Yesterday (12 September) the WTO’s Public Forum in Geneva began with the launch of its annual World Trade Report.
WTO chief economist, Ralph Ossa, addressed assembled delegates on highlights from the report.
Key talking points were the need to ‘re-globalise’ the world economy amid increasing unilateralism and factionalism, and position international trade as a solution to climate change instead of as one of its causes.
Ossa said: “We need to embrace trade, rather than reject it, if we want to overcome the most pressing challenges of our time.”
Putting the international in international trade?
He defined ‘re-globalisation’ as “extending trade integration to more economies, to more people and more issues,” and referenced it multiple times during his address.
Recently, nations have been shifting trade through processes like ‘near-shoring’, a result of pandemic disruption, and ‘friend-shoring’ as geopolitical tensions rise in response to Russia’s invasion of Ukraine, as well as China’s fraying relations with the US, India and its Indo-Pacific neighbours.

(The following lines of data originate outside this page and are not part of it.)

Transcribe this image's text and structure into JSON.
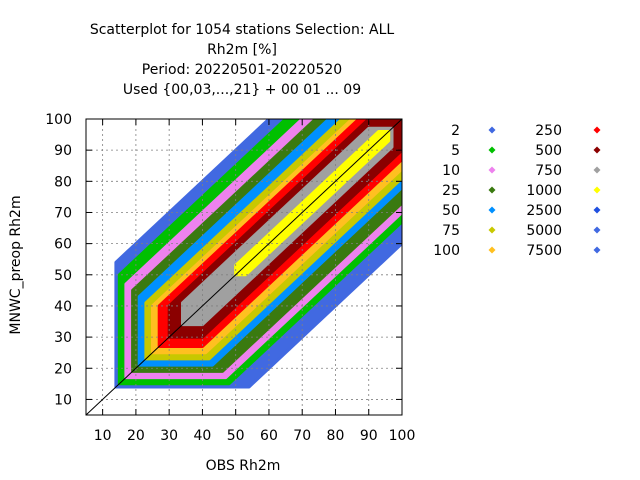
{
  "chart_data": {
    "type": "scatter",
    "title_lines": [
      "Scatterplot for 1054 stations Selection: ALL",
      "Rh2m [%]",
      "Period: 20220501-20220520",
      "Used {00,03,...,21} + 00 01 ... 09"
    ],
    "xlabel": "OBS Rh2m",
    "ylabel": "MNWC_preop Rh2m",
    "xlim": [
      5,
      100
    ],
    "ylim": [
      5,
      100
    ],
    "xticks": [
      10,
      20,
      30,
      40,
      50,
      60,
      70,
      80,
      90,
      100
    ],
    "yticks": [
      10,
      20,
      30,
      40,
      50,
      60,
      70,
      80,
      90,
      100
    ],
    "grid": true,
    "reference_line": "y = x",
    "legend_position": "right",
    "legend": [
      {
        "label": "2",
        "color": "#4169e1"
      },
      {
        "label": "5",
        "color": "#00c000"
      },
      {
        "label": "10",
        "color": "#ee82ee"
      },
      {
        "label": "25",
        "color": "#3a7a10"
      },
      {
        "label": "50",
        "color": "#0090ff"
      },
      {
        "label": "75",
        "color": "#c8c800"
      },
      {
        "label": "100",
        "color": "#ffc020"
      },
      {
        "label": "250",
        "color": "#ff0000"
      },
      {
        "label": "500",
        "color": "#8b0000"
      },
      {
        "label": "750",
        "color": "#a0a0a0"
      },
      {
        "label": "1000",
        "color": "#ffff00"
      },
      {
        "label": "2500",
        "color": "#2050e0"
      },
      {
        "label": "5000",
        "color": "#4169e1"
      },
      {
        "label": "7500",
        "color": "#4169e1"
      }
    ],
    "density_bands": [
      {
        "count": "2",
        "color": "#4169e1",
        "upper_offset": 40,
        "lower_offset": 40,
        "min": 14,
        "max": 100
      },
      {
        "count": "5",
        "color": "#00c000",
        "upper_offset": 35,
        "lower_offset": 33,
        "min": 15,
        "max": 100
      },
      {
        "count": "10",
        "color": "#ee82ee",
        "upper_offset": 30,
        "lower_offset": 30,
        "min": 17,
        "max": 100
      },
      {
        "count": "25",
        "color": "#3a7a10",
        "upper_offset": 26,
        "lower_offset": 27,
        "min": 19,
        "max": 100
      },
      {
        "count": "50",
        "color": "#0090ff",
        "upper_offset": 22,
        "lower_offset": 22,
        "min": 21,
        "max": 100
      },
      {
        "count": "75",
        "color": "#c8c800",
        "upper_offset": 18,
        "lower_offset": 19,
        "min": 23,
        "max": 100
      },
      {
        "count": "100",
        "color": "#ffc020",
        "upper_offset": 15,
        "lower_offset": 16,
        "min": 25,
        "max": 100
      },
      {
        "count": "250",
        "color": "#ff0000",
        "upper_offset": 13,
        "lower_offset": 13,
        "min": 27,
        "max": 100
      },
      {
        "count": "500",
        "color": "#8b0000",
        "upper_offset": 10,
        "lower_offset": 10,
        "min": 30,
        "max": 100
      },
      {
        "count": "750",
        "color": "#a0a0a0",
        "upper_offset": 7,
        "lower_offset": 6,
        "min": 34,
        "max": 97
      },
      {
        "count": "1000",
        "color": "#ffff00",
        "upper_offset": 3,
        "lower_offset": 3,
        "min": 50,
        "max": 96
      }
    ]
  }
}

The report found strong trade growth between countries with similar UN voting patterns, reinforcing a common academic assessment trade is becoming increasingly politicised.
Benefits of trade
In light of this, the WTO sought to emphasise the case for greater re-globalisation and the benefits of international trade.
One of the crucial reasons for continuing to pursue trade was its ability to lift people out of poverty.
Ossa cited figures that correlated rising international trade with a reduction in the number of people living below the poverty line – US$2.15 per day as defined by the World Bank.
Between 1981 and 2019, the percentage of people in lower- and middle- income countries living below the poverty line fell from 55% to 10%.
Resilience in the face of global supply chain shocks was also cited as a benefit of open economies, an idea evidenced by the differing responses to conflict and disruption of particular nations over the past decade.
Ossa noted that, following the fallout from Russia’s invasion of Ukraine, nations reliant on both countries’ grain supply were able to swiftly source alternative supplies.
Trade part of solution
The report also seeks to challenge the idea that the trade has is a primary culprit of damage to the environment.
Ossa highlighted that the integral component of international trade – transporting goods to potentially distant export destinations – is not the most polluting element, only contributing a third of the emissions generated by international trade.
The remaining two thirds are derived from the production of goods and the delivery of services.The report argues that trade is instrumental spreading green technology worldwide.
Ossa added that, while trade is often portrayed as part of the problem, “if done right, it can be part of the solution”.
“Just as there are economic gains originating from countries specialising in what they’re relatively good at, there are also environmental gains from trade originating from countries specialising in what they’re green at.”
Can trade solve everything?
Ossa’s optimism was questioned by Deborah James, director of the Center for Economic and Policy Research.
She drew attention to the stringent intellectual property rules that hindered vaccine manufacturing in developing countries during the pandemic.
Accused by James of acting as glorified PR for a system designed to “line the pockets of multinationals and rich governments”, Ossa highlighted that the annual report also proposed improvements to the organisation.